The package structure of the Norlux series of power LEDs is a multi-chip combination of a hexagonal aluminum plate as a base (which makes it non-conductive). The base has a diameter of 31.75 mm, and the light-emitting area is located at the center thereof, and the diameter is about 0.375 Ã— 25.4 mm. 40 LED dies, the aluminum plate acts as a heat sink at the same time. The bonding wires of the die are connected to the positive and negative electrodes through two contact points made on the base, and the number of aligned dies on the base is determined according to the required output optical power, and the packaged ultra-high brightness AlGaInN and AlGaInP can be combined. The die, which emits light in a single color, color or synthetic white, is finally encapsulated in an optically designed shape with a high refractive index material. The package adopts a conventional high-density package with high density, high light extraction efficiency, low thermal resistance, better protection of the die and bonding wires, and high light output power under high current, which is also a promising future. LED solid light source.

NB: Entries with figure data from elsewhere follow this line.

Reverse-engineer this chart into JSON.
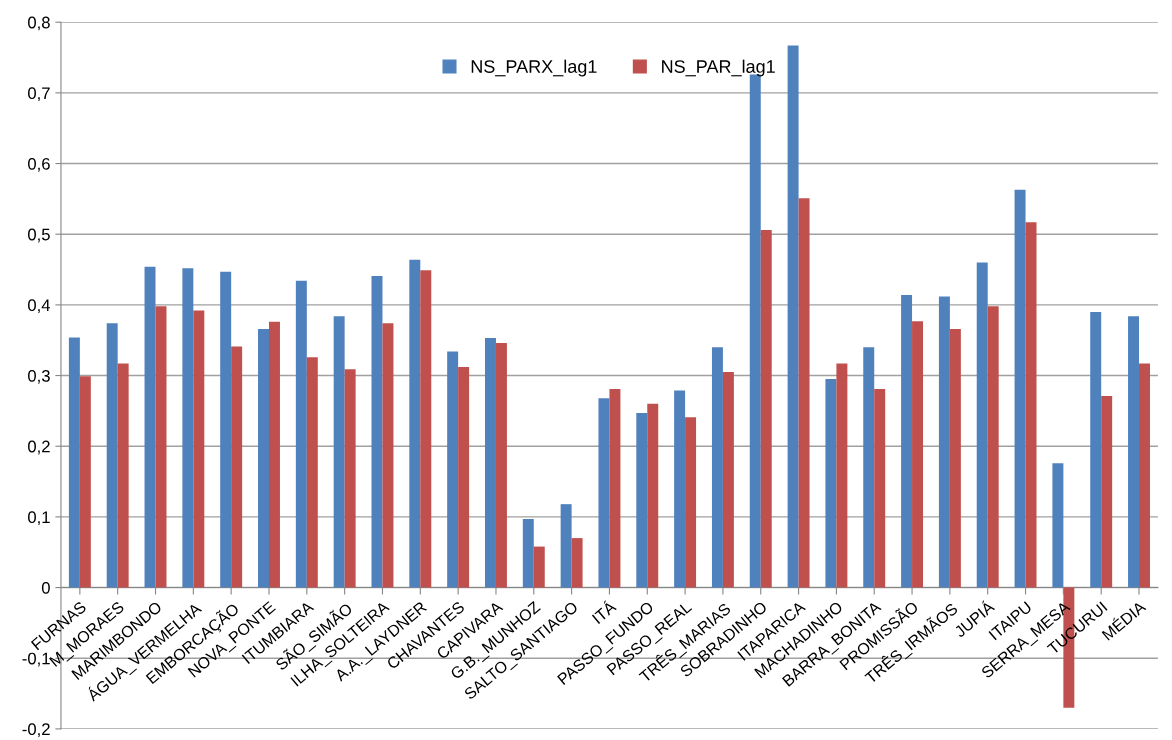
{
  "chart_data": {
    "type": "bar",
    "categories": [
      "FURNAS",
      "M_MORAES",
      "MARIMBONDO",
      "ÁGUA_VERMELHA",
      "EMBORCAÇÃO",
      "NOVA_PONTE",
      "ITUMBIARA",
      "SÃO_SIMÃO",
      "ILHA_SOLTEIRA",
      "A.A._LAYDNER",
      "CHAVANTES",
      "CAPIVARA",
      "G.B._MUNHOZ",
      "SALTO_SANTIAGO",
      "ITÁ",
      "PASSO_FUNDO",
      "PASSO_REAL",
      "TRÊS_MARIAS",
      "SOBRADINHO",
      "ITAPARICA",
      "MACHADINHO",
      "BARRA_BONITA",
      "PROMISSÃO",
      "TRÊS_IRMÃOS",
      "JUPIÁ",
      "ITAIPU",
      "SERRA_MESA",
      "TUCURUI",
      "MÉDIA"
    ],
    "series": [
      {
        "name": "NS_PARX_lag1",
        "color": "#4f81bd",
        "values": [
          0.354,
          0.374,
          0.454,
          0.452,
          0.447,
          0.366,
          0.434,
          0.384,
          0.441,
          0.464,
          0.334,
          0.353,
          0.097,
          0.118,
          0.268,
          0.247,
          0.279,
          0.34,
          0.726,
          0.767,
          0.295,
          0.34,
          0.414,
          0.412,
          0.46,
          0.563,
          0.176,
          0.39,
          0.384
        ]
      },
      {
        "name": "NS_PAR_lag1",
        "color": "#c0504d",
        "values": [
          0.299,
          0.317,
          0.398,
          0.392,
          0.341,
          0.376,
          0.326,
          0.309,
          0.374,
          0.449,
          0.312,
          0.346,
          0.058,
          0.07,
          0.281,
          0.26,
          0.241,
          0.305,
          0.506,
          0.551,
          0.317,
          0.281,
          0.377,
          0.366,
          0.398,
          0.517,
          -0.17,
          0.271,
          0.317
        ]
      }
    ],
    "ylim": [
      -0.2,
      0.8
    ],
    "yticks": [
      {
        "value": -0.2,
        "label": "-0,2"
      },
      {
        "value": -0.1,
        "label": "-0,1"
      },
      {
        "value": 0,
        "label": "0"
      },
      {
        "value": 0.1,
        "label": "0,1"
      },
      {
        "value": 0.2,
        "label": "0,2"
      },
      {
        "value": 0.3,
        "label": "0,3"
      },
      {
        "value": 0.4,
        "label": "0,4"
      },
      {
        "value": 0.5,
        "label": "0,5"
      },
      {
        "value": 0.6,
        "label": "0,6"
      },
      {
        "value": 0.7,
        "label": "0,7"
      },
      {
        "value": 0.8,
        "label": "0,8"
      }
    ],
    "grid": "y",
    "legend": "top"
  }
}
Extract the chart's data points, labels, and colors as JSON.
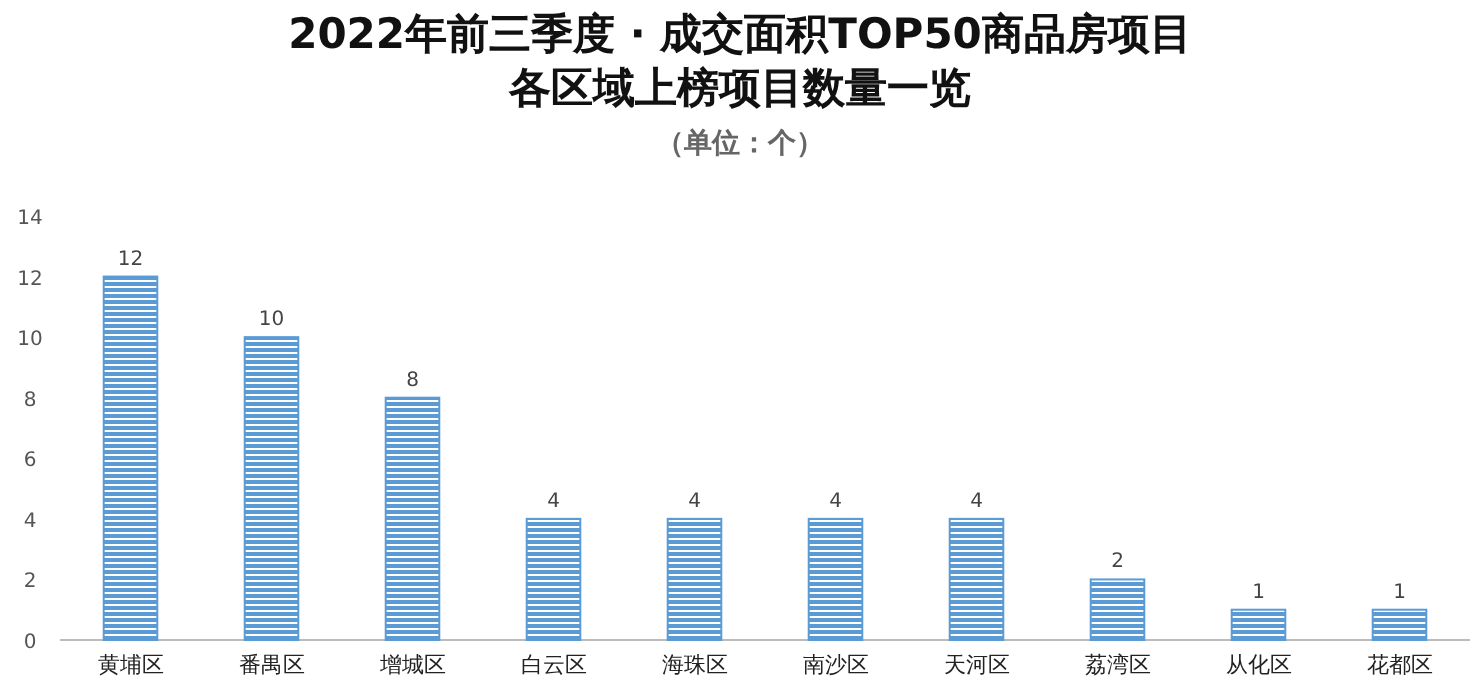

In the application, the packaged product can be assembled on a metal core PCB board with aluminum interlayer to form a power density LED. The PCB board is used as the wiring for connecting the device electrodes, and the aluminum core interlayer can be used as a heat sink. Higher luminous flux and photoelectric conversion efficiency. In addition, the packaged SMD LEDs are small in size and can be flexibly combined to form a variety of illumination sources such as module type, light guide type, concentrating type, and reflective type.
The thermal characteristics of power LEDs directly affect the operating temperature, luminous efficiency, wavelength of illumination, and lifetime of LEDs. Therefore, the packaging design and manufacturing technology of power LED chips are particularly important.